By bringing all this heat, Unifor is sending a message to other automakers, including here in Windsor, that any future shutdown would be both costly and immensely damaging to its reputation. Dias is drawing a line in the sand. I just wish there had been that same passion when GM closed its transmission plant and left Windsor in 2010.

Smug urban elitists, the kind of folks who helped elect Donald Trump through their collective disdain for American working people, have been saying it’s time for countries like Canada and the U.S. to focus on the new innovative, hi-tech economy and leave assembly work for less developed nations. But they have no answers, other than buyouts, for those who would be left behind.

It saddens me, having lived in both cities, to think that the longstanding rivalry between Windsor and Oshawa for the title of Canada’s automotive capital will soon end in a forfeit by the latter.

From a Windsor perspective, having long hosted multiple automakers, it’s difficult to imagine how big a deal GM was in Oshawa back in the day.

In the late 1960s The General boasted more than 20,000 employees in a city with barely 80,000 residents. Imagine Windsor with 50,000 Chrysler workers. That’s how important the company was in Oshawa. It was the heart and soul of the city.

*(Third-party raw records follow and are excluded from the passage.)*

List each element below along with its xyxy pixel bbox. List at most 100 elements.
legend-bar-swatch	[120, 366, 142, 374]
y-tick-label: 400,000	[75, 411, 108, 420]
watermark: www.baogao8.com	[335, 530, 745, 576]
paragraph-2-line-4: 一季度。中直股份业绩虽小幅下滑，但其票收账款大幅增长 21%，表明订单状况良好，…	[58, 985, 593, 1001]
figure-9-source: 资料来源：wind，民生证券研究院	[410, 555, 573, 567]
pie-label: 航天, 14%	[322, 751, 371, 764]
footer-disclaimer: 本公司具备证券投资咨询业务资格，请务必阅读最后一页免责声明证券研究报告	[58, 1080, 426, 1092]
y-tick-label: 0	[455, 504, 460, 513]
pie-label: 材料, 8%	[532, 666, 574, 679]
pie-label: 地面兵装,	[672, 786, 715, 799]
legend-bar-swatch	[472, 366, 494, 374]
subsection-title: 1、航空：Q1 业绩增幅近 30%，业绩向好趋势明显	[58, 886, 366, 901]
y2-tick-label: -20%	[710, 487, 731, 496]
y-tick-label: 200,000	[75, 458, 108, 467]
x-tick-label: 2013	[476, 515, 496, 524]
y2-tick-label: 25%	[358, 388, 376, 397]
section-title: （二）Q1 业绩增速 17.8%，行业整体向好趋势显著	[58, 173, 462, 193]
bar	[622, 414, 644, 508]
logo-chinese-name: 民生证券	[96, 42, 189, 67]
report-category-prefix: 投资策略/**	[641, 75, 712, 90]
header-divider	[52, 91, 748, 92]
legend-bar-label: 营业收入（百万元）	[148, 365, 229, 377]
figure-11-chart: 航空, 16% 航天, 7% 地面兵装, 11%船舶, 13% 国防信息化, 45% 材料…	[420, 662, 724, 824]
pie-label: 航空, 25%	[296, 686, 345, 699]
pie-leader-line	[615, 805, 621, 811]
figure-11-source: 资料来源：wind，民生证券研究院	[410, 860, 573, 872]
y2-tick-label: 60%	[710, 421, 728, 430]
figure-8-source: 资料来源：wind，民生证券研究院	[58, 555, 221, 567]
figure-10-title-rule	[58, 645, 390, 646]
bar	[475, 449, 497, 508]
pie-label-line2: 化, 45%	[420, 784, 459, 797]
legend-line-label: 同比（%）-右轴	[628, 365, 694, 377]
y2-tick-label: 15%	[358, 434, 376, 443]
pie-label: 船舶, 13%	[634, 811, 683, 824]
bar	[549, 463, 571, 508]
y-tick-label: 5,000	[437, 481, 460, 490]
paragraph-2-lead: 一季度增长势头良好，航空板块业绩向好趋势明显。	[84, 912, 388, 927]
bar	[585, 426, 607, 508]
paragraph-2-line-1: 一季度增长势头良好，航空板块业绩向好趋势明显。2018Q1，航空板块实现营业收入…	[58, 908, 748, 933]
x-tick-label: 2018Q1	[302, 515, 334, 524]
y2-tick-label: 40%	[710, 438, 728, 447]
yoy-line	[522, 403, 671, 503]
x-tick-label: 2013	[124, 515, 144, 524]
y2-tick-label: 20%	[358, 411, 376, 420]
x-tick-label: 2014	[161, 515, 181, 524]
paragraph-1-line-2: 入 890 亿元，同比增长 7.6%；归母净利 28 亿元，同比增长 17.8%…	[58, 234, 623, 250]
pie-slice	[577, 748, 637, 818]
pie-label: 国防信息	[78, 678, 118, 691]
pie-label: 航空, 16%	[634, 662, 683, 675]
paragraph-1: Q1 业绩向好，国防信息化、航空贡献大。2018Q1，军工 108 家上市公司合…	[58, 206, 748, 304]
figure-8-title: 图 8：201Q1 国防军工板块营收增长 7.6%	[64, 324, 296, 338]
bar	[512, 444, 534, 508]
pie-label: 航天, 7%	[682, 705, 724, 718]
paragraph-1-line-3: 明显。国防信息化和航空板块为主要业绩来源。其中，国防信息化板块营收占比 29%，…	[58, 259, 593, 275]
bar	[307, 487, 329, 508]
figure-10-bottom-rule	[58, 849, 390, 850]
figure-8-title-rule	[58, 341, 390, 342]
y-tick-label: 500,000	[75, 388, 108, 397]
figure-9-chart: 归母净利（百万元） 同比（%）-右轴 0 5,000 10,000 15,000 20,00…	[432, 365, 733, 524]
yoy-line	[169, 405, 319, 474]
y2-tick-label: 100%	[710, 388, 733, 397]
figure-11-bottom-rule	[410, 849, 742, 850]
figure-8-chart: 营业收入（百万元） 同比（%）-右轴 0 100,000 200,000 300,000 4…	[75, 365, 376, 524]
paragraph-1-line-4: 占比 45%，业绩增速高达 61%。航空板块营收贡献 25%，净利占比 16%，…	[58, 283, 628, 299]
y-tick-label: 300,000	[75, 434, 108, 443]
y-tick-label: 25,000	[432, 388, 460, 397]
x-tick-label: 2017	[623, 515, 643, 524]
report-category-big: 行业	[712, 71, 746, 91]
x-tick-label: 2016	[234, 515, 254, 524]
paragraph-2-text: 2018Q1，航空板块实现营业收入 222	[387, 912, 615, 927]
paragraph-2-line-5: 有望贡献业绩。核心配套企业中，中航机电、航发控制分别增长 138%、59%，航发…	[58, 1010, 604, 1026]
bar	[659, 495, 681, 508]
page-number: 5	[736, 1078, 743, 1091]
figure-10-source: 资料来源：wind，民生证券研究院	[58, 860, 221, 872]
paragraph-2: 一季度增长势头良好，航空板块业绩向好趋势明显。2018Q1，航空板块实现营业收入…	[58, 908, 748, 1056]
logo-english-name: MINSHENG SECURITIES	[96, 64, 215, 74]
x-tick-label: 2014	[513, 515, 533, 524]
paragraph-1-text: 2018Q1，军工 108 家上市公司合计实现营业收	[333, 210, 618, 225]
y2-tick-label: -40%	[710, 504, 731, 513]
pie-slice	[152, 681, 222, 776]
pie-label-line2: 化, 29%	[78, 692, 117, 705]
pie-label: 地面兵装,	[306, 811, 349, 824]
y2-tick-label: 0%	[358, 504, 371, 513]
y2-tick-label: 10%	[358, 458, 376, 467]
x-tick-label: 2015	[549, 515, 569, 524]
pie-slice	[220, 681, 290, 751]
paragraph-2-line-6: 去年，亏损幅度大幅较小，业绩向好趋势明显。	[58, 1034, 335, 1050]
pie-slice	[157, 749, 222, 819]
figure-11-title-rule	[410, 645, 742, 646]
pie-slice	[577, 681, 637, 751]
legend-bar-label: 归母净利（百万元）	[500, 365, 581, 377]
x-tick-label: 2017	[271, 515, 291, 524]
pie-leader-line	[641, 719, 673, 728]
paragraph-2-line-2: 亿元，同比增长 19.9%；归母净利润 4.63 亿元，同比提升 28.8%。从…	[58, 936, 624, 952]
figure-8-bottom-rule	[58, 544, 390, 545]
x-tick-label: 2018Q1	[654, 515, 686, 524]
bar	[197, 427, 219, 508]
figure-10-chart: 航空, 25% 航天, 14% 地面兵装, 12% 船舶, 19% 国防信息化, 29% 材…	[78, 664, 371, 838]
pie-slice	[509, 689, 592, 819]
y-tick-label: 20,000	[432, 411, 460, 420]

Oshawa worshipped three gods when I worked there: GM, hockey legend Bobby Orr who had captivated the city before graduating to the Boston Bruins and, above all, Colonel Robert Samuel McLaughlin, the founder of McLaughlin Motors which evolved into General Motors of Canada.

A larger-than-life businessman and beloved philanthropist who died at the age of 100 in 1972, “The Colonel” was revered in Oshawa. He, in effect, made the city, and the city never forgot. The milestones of his life, celebrated at his Oshawa mansion, Parkwood Estate, were major social and media occasions.

The Colonel would not, I suspect, be amused to see what’s left of his legacy consigned to the dustbin because workers are available in Mexico for a relative pittance.

The ominous thing for Windsor is that GM’s Oshawa decision, defensible or not, has further tainted the issue of government bailouts for automotive companies.

As prime minister, Stephen Harper came under withering criticism for agreeing, in the depths of the Great Recession, to help rescue GM and Chrysler from bankruptcy. It was the right call and paid huge dividends here in Windsor with a resurgent Chrysler Assembly operation.